Right, it will always return the last added doc under that ID; I'm not
disputing that part.
I am disputing that it's really "real-time" given that it's built on
top of "near-real-time". Ie calling this real-time is over-selling
it, I think; the performance will not be great?
Another thing to consider is NRTCachingDir; it's good for reducing
latency when you are frequently flushing tiny segments (make the
reopen IO-less, except for the ID lookups, unless you use MemCodec, at
which point the NRT open is fully IO free).
The approach here is to always reopen the reader on-demand when a RT get arrives, ie, if any changes had been made to the index with IndexWriter?

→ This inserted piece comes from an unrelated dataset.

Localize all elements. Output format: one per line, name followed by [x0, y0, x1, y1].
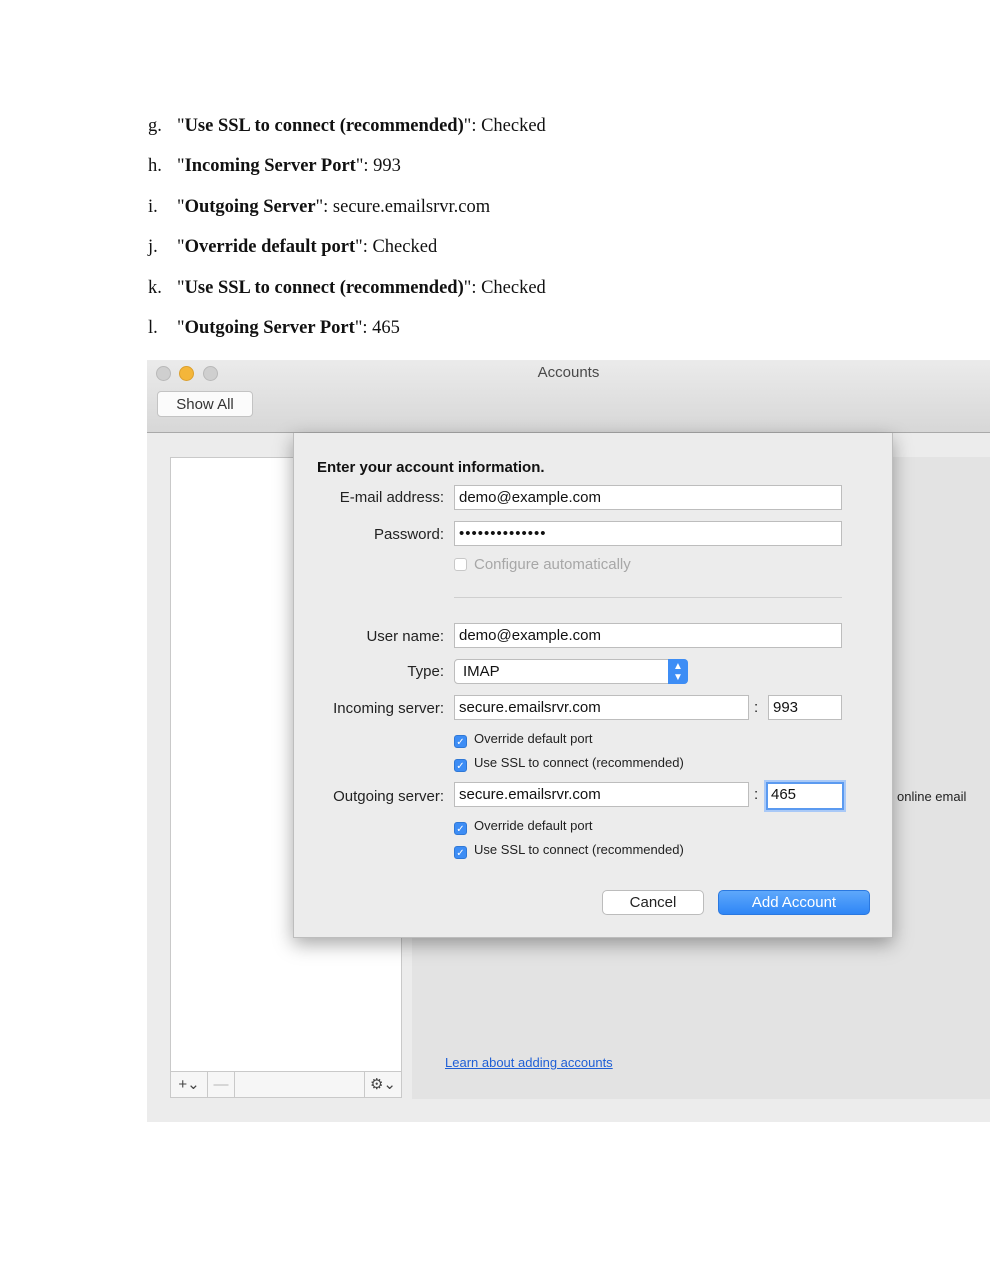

I was thinking ahead to a more generic version where one could specify the clock (I think this will be needed for future distrib indexing support). I actually first added a version that took an explicit clock but then simplified it to always use the latest clock and marked it as experimental.
What kind of "clocks" would one want to plug in here? Do you mean you
could choose to accept some staleness if you wanted (plug in a clock
that only increments periodically if there had been updates)?
But, stepping back, this approach (open new NRT reader on demand) seems dangerous? Ie perf will be poor if a client has one thread constantly updating and another constantly doing RT get?
It's better than what we have today, and it can be optimized in the future.
I agree, progress not perfection.
One way would be with a bloom filter of updates that are not yet visible. Another way will again relate to recovery in distributed indexing, when we'll need to ask another node what all the latest updates after clock x were (and since we'll have those on hand, we can check any realtime-get against that first).
Maybe Solr should use a transaction log (like ElasticSearch)? I think
(not certain) that ES serves a RT get directly out of its transaction
log if the doc is in it (else falls back to the reader)? Then
simultaneous updates + gets should really be real-time. But I
realize that'd be a much bigger change...